Rural Urban Commuting Areas (RUCA) are assigned to ZIP Codes using population and commuting information from the Census. They form a classification scheme that distinguishes urban ZIP Codes by population size and characterizes rural ZIP Codes by their population and the strength of their association with larger urban areas. Rural ZIP Codes are differentiated by three factors; the size of their largest urban community, the proportion of that population regularly commuting to larger urban areas, and the size of the urban destinations. RUCA are defined for 2004 ZIP Codes using population and commuting information from the 2000 census.

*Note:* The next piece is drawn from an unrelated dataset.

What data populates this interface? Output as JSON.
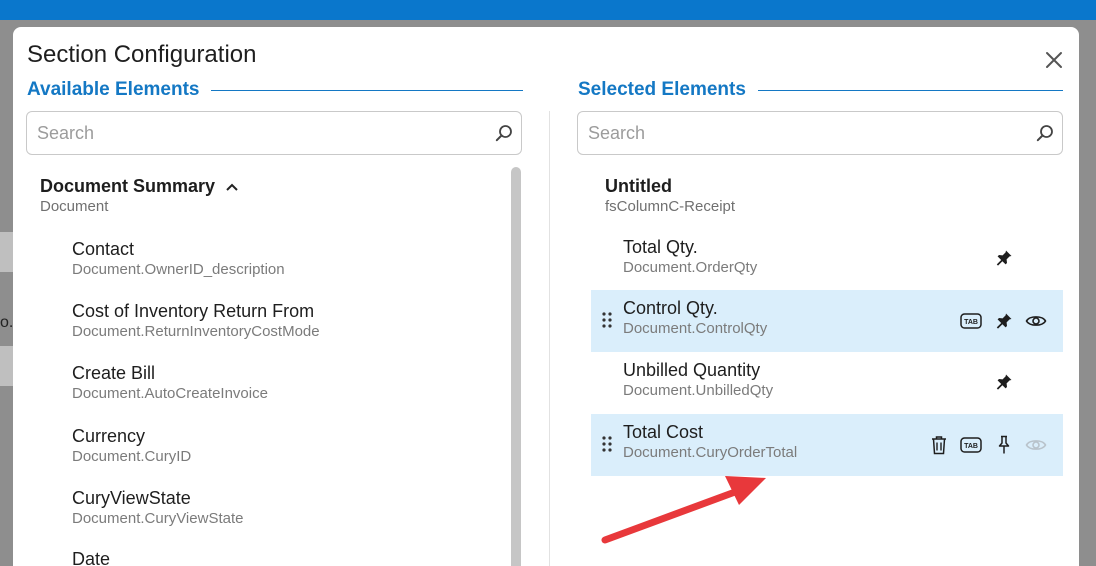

PL_RUCA4_2004 is created using a method recommended by RUCA's developers for combining the 33 categories defined by the full RUCA into a few broader categories suitable for health care analysis. The full RUCA is collapsed into PL_RUCA4_2000 using this translation:
PL_RUCA4_2005 |
PL_RUCA4 Description |
RUCA Values |
1 |
Urban |
1.0, 1.1, 2.0, 2.1, 3.0, 4.1, 5.1, 7.1, 8.1, 10.1 |
2 |
Large rural town |
4.0, 4.2, 5.0, 5.2, 6.0, 6.1 |
3 |
Small rural town |
7.0, 7.2-7.4, 8.0, 8.2-8.4, 9.0-9.2 |
4 |
Isolated rural |
10.0, 10.2-10.6 |
This approach produces four classes by combining categories defined by the population and primary destination of commuting flows of a ZIP Code. The advantage of this definition is that it splits urban and rural in approximately the same way as does the OMB Metro definition but at the sub county-level, and it divides rural into three relevant and useful categories.